David Isenberg has laid out (again!) the case for Network Neutrality.
The largest providers of today’s Internet infrastructure are
also the strongest opponents of Network Neutrality. If their
profit stream diminishes, which it must if the Internet is to
remain neutral, stupid and open, then we weaken the
infrastructure for that which we value. This is not a new
thought, see The Paradox of the Best Network
http://netparadox.com. What is new is that the opposition of
the telcos and cablecos has now crystallized in a full-on
assault on the Internet’s neutrality. Their end game is a
corporatized Internet that stifles freedom, democracy and
innovation incidental to reifying the telco-cableco business
model. Ultimately, the vision of the Network Neutrality
movement must encompass more than the circumscription of
certain carrier behaviors; it must be structural.We must resolve to persist until today’s dinosaurs evolve into
birds. That is, we must face the fact that if the Internet is
to survive as a neutral network, sooner or later we will need
Internet access without carriers as we know them today. So we
need to decide whether we keep the neutral Internet or we keep
today’s carriers, because we won’t be able to have both.
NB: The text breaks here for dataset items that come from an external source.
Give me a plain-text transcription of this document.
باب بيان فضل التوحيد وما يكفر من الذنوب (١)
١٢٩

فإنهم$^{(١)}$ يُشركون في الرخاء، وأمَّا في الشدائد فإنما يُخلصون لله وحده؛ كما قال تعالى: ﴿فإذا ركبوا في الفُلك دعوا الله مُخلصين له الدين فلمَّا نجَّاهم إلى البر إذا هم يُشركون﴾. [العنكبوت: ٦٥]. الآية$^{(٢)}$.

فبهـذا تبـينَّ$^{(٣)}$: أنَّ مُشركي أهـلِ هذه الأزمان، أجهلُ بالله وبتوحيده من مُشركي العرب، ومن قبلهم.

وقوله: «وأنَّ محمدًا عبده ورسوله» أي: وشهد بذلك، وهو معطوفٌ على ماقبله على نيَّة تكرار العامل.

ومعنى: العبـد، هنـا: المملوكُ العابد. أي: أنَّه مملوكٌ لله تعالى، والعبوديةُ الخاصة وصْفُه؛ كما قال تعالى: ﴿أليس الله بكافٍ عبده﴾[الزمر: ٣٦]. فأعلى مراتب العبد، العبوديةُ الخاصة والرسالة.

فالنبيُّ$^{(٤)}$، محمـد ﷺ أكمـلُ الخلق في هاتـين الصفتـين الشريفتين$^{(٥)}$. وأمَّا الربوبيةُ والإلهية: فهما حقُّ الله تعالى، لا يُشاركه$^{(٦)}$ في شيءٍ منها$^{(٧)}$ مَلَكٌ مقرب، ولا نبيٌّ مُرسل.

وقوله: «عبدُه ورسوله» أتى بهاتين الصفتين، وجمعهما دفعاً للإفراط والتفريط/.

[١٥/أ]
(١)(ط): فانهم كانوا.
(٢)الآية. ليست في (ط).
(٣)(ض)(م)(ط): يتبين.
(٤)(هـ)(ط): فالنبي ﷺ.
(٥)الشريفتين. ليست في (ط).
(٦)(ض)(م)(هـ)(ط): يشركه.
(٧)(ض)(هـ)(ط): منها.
What’s interesting here is that you could substitute “existing health insurance carriers” for “incumbent local carriers” and “affordable, universal health care” for “network neutrality” and it would work in the health care domain. For example, the last paragraph:
We must resolve to persist until today’s dinosaurs evolve into birds. That is, we must face the fact that if affordable, universal health care is to exist as a human right, sooner or later we will need health care without the existing health insurance carriers as we know them today. So we need to decide whether we keep alive the idea of universal health care or we keep today’s existing health insurance carriers, because we won’t be able to have both.